Une explication plausible est qu’elle est en service commandé pour détourner l’attention du public de l’affaire Epstein dans laquelle Donald Trump s’est empêtré bêtement et la traitant de « canular » et en faisant affirmer par son entourage que la fameuse liste de clients – dont la publication était tant attendue par sa base MAGA – n’existait pas. Une inculpation d’Hillary Clinton et de Barack Obama et leur défèrement devant un Grand Jury ne serait pas pour déplaire à une grande partie de l’électorat du président, mais il n’est pas du tout dit que cela suffise à calmer l’attente d’une large partie de la population américaine, excédée par la mansuétude sinon l’impunité dont paraissent bénéficier les réseaux pédophiles. En tout cas, si l’attention n’est pas détournée, au moins elle sera diluée.

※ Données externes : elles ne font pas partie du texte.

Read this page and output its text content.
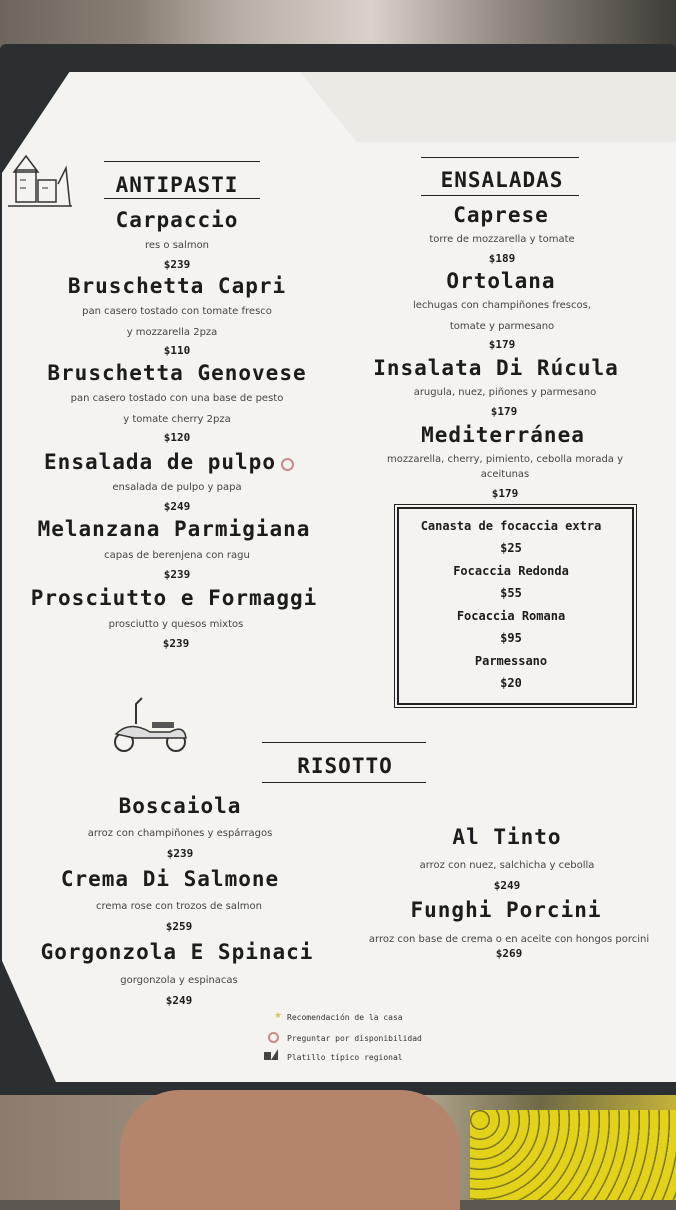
ANTIPASTI
Carpaccio
res o salmon
$239
Bruschetta Capri
pan casero tostado con tomate fresco
y mozzarella 2pza
$110
Bruschetta Genovese
pan casero tostado con una base de pesto
y tomate cherry 2pza
$120
Ensalada de pulpo
ensalada de pulpo y papa
$249
Melanzana Parmigiana
capas de berenjena con ragu
$239
Prosciutto e Formaggi
prosciutto y quesos mixtos
$239
ENSALADAS
Caprese
torre de mozzarella y tomate
$189
Ortolana
lechugas con champiñones frescos,
tomate y parmesano
$179
Insalata Di Rúcula
arugula, nuez, piñones y parmesano
$179
Mediterránea
mozzarella, cherry, pimiento, cebolla morada y
aceitunas
$179
Canasta de focaccia extra
$25
Focaccia Redonda
$55
Focaccia Romana
$95
Parmessano
$20
RISOTTO
Boscaiola
arroz con champiñones y espárragos
$239
Crema Di Salmone
crema rose con trozos de salmon
$259
Gorgonzola E Spinaci
gorgonzola y espinacas
$249
Al Tinto
arroz con nuez, salchicha y cebolla
$249
Funghi Porcini
arroz con base de crema o en aceite con hongos porcini
$269
★ Recomendación de la casa
Preguntar por disponibilidad
Platillo típico regional
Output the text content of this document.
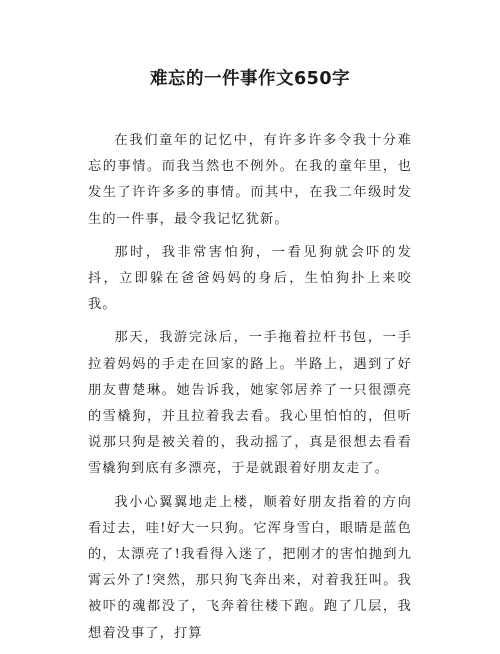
难忘的一件事作文650字

在我们童年的记忆中，有许多许多令我十分难忘的事情。而我当然也不例外。在我的童年里，也发生了许许多多的事情。而其中，在我二年级时发生的一件事，最令我记忆犹新。

那时，我非常害怕狗，一看见狗就会吓的发抖，立即躲在爸爸妈妈的身后，生怕狗扑上来咬我。

那天，我游完泳后，一手拖着拉杆书包，一手拉着妈妈的手走在回家的路上。半路上，遇到了好朋友曹楚琳。她告诉我，她家邻居养了一只很漂亮的雪橇狗，并且拉着我去看。我心里怕怕的，但听说那只狗是被关着的，我动摇了，真是很想去看看雪橇狗到底有多漂亮，于是就跟着好朋友走了。

我小心翼翼地走上楼，顺着好朋友指着的方向看过去，哇!好大一只狗。它浑身雪白，眼睛是蓝色的，太漂亮了!我看得入迷了，把刚才的害怕抛到九霄云外了!突然，那只狗飞奔出来，对着我狂叫。我被吓的魂都没了，飞奔着往楼下跑。跑了几层，我想着没事了，打算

Reste un point annexe qui, tout bien considéré, pourrait être important : la troisième bande du billard, en d’autres termes le Russiagate. Ainsi, finalement, la Russie n’était pas coupable d’ingérence. Au moins sur ce point, « Evil Vlad », la source de tous les maux de la création, n’avait rien à se reprocher. Le véritable méchant était le prix Nobel de la paix Obama. Et s’il en allait de même pour d’autres péchés dont on charge le président russe ? Ainsi, à tout prendre, l’hôte de la Maison Blanche n’avait peut-être pas totalement tort d’engager le dialogue avec son homologue du Kremlin, même s’il a été « très déçu » par lui. Le détricotage du narratif sur l’empire du mal va-t-il se poursuivre ? On n’ose y croire[1]. Mais l’optimisme ne coûte rien, sauf un peu de déception après coup.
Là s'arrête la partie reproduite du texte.